I’ve learned that when Eli pauses mid-sentence, it usually means he doesn’t have — or can’t recall — the word he needs.  This used to lead to almost immediate frustration on both sides of the conversation and, ultimately, Eli shutting down… and me never knowing what he was trying to communicate or ask.

Over time, I’ve learned to use those pauses differently.  Now, I ask questions — very specific questions — to get at what he’s trying to communicate.

Is it a place you’ve been?
A person you know?
What did you do there?
When do you usually see them?


I’m trying to gather anything about the who, what, when, where, and why, so I can help him find the words he’s missing.

I’ve also learned that certain facial expressions (or even automatic responses) don’t always mean Eli understands what we’ve just talked about.

It took years for him to understand what the word “sure” actually meant.

I would ask his preference, and he would answer.
Then I’d follow up with, “Are you sure?
And every time, he’d say, “No.”
I’d ask, “You’re not sure?
He’d get frustrated — “No!
So I’d say, “Okay… so you don’t want the red cup you just chose?
And he’d respond, completely confused, “Yes, I DOOOO want red the cup!

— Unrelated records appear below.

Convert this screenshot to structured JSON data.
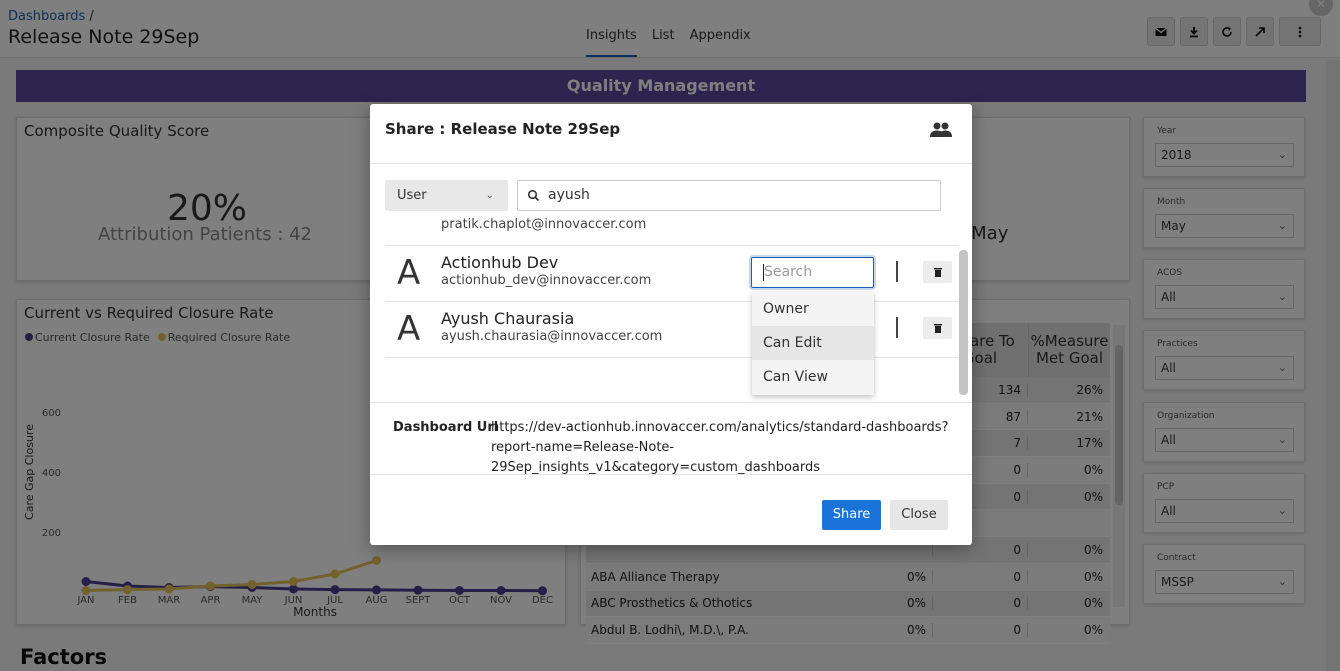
{
  "header": {
    "breadcrumb": "Dashboards",
    "breadcrumb_sep": "/",
    "title": "Release Note 29Sep",
    "tabs": [
      {
        "label": "Insights",
        "active": true
      },
      {
        "label": "List",
        "active": false
      },
      {
        "label": "Appendix",
        "active": false
      }
    ],
    "tools": [
      "mail-icon",
      "download-icon",
      "refresh-icon",
      "expand-icon",
      "more-vertical-icon"
    ]
  },
  "banner": {
    "title": "Quality Management"
  },
  "kpi": {
    "title": "Composite Quality Score",
    "value": "20%",
    "subtitle": "Attribution Patients : 42",
    "partial_text": "n May"
  },
  "closure_chart": {
    "title": "Current vs Required Closure Rate",
    "legend": [
      {
        "name": "Current Closure Rate",
        "color": "#4a3f8f"
      },
      {
        "name": "Required Closure Rate",
        "color": "#e6c35a"
      }
    ]
  },
  "chart_data": {
    "type": "line",
    "x": [
      "JAN",
      "FEB",
      "MAR",
      "APR",
      "MAY",
      "JUN",
      "JUL",
      "AUG",
      "SEPT",
      "OCT",
      "NOV",
      "DEC"
    ],
    "xlabel": "Months",
    "ylabel": "Care Gap Closure",
    "yticks": [
      200,
      400,
      600
    ],
    "ylim": [
      0,
      640
    ],
    "series": [
      {
        "name": "Current Closure Rate",
        "color": "#4a3f8f",
        "values": [
          35,
          20,
          15,
          18,
          15,
          10,
          8,
          7,
          6,
          5,
          5,
          4
        ]
      },
      {
        "name": "Required Closure Rate",
        "color": "#e6c35a",
        "values": [
          5,
          8,
          10,
          20,
          25,
          35,
          60,
          105,
          null,
          null,
          null,
          null
        ]
      }
    ]
  },
  "table": {
    "headers": [
      "n Care To Goal",
      "%Measure Met Goal"
    ],
    "rows": [
      {
        "name": "",
        "a": "",
        "b": "134",
        "c": "26%"
      },
      {
        "name": "",
        "a": "",
        "b": "87",
        "c": "21%"
      },
      {
        "name": "",
        "a": "",
        "b": "7",
        "c": "17%"
      },
      {
        "name": "",
        "a": "",
        "b": "0",
        "c": "0%"
      },
      {
        "name": "",
        "a": "",
        "b": "0",
        "c": "0%"
      },
      {
        "name": "",
        "a": "",
        "b": "",
        "c": ""
      },
      {
        "name": "",
        "a": "",
        "b": "0",
        "c": "0%"
      },
      {
        "name": "ABA Alliance Therapy",
        "a": "0%",
        "b": "0",
        "c": "0%"
      },
      {
        "name": "ABC Prosthetics & Othotics",
        "a": "0%",
        "b": "0",
        "c": "0%"
      },
      {
        "name": "Abdul B. Lodhi\\, M.D.\\, P.A.",
        "a": "0%",
        "b": "0",
        "c": "0%"
      }
    ]
  },
  "filters": [
    {
      "label": "Year",
      "value": "2018"
    },
    {
      "label": "Month",
      "value": "May"
    },
    {
      "label": "ACOS",
      "value": "All"
    },
    {
      "label": "Practices",
      "value": "All"
    },
    {
      "label": "Organization",
      "value": "All"
    },
    {
      "label": "PCP",
      "value": "All"
    },
    {
      "label": "Contract",
      "value": "MSSP"
    }
  ],
  "factors_title": "Factors",
  "modal": {
    "title": "Share : Release Note 29Sep",
    "type_select": "User",
    "search_value": "ayush",
    "users": [
      {
        "initial": "",
        "name": "",
        "email": "pratik.chaplot@innovaccer.com"
      },
      {
        "initial": "A",
        "name": "Actionhub Dev",
        "email": "actionhub_dev@innovaccer.com",
        "perm_placeholder": "Search"
      },
      {
        "initial": "A",
        "name": "Ayush Chaurasia",
        "email": "ayush.chaurasia@innovaccer.com"
      }
    ],
    "permission_options": [
      "Owner",
      "Can Edit",
      "Can View"
    ],
    "url_label": "Dashboard Url",
    "url": "https://dev-actionhub.innovaccer.com/analytics/standard-dashboards?report-name=Release-Note-29Sep_insights_v1&category=custom_dashboards",
    "share_label": "Share",
    "close_label": "Close"
  }
}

What looked like inconsistency… was actually a misunderstanding of the language.

Learning this helped me realize Eli isn’t trying to be defiant or difficult — he simply might not understand, or have the words to communicate his confusion.

Most of the time (especially between the ages of five and eleven) these situations escalated all the way to shutdown.

And that usually came by way of raised voices, tears, and sometimes physical reactions — pinching, throwing things, kicking, flailing arms.

Think of it like this: when a two-year-old doesn’t yet have the words or the tools to communicate frustration, fear, or anger… what do they do?

They throw toys.
They bite.
They kick and scream.


Eli’s behavior wasn’t because he was trying to act out or get attention like a toddler.
It’s because, even now at 13, his language and processing abilities don’t always match his age — especially when he’s anxious. In moments of stress or pressure, those abilities can regress and show up much younger than his actual age.

Learning how to work within Eli’s world instead of trying to push him into ours has made the biggest difference in how I communicate with him today — and how I encourage others to show up for him as well.

What looks like defiance is most often confusion.
What looks like not listening is often him feeling like he’s drinking information from a fire hose.
What looks like a breakdown might be frustration from not having the words to explain what’s going on in his head.
What looks like shutdown is most often his brain reaching its limit.


From the outside, you might see a “normal” kid misbehaving.
I see a kid who is working incredibly hard — sometimes twice as hard — just to keep up with a world that moves faster than his brain does.

🪙 Nickel from the Jar:
Sometimes we need to learn how to work within a child’s world instead of expecting them to navigate one that feels overwhelming and confusing.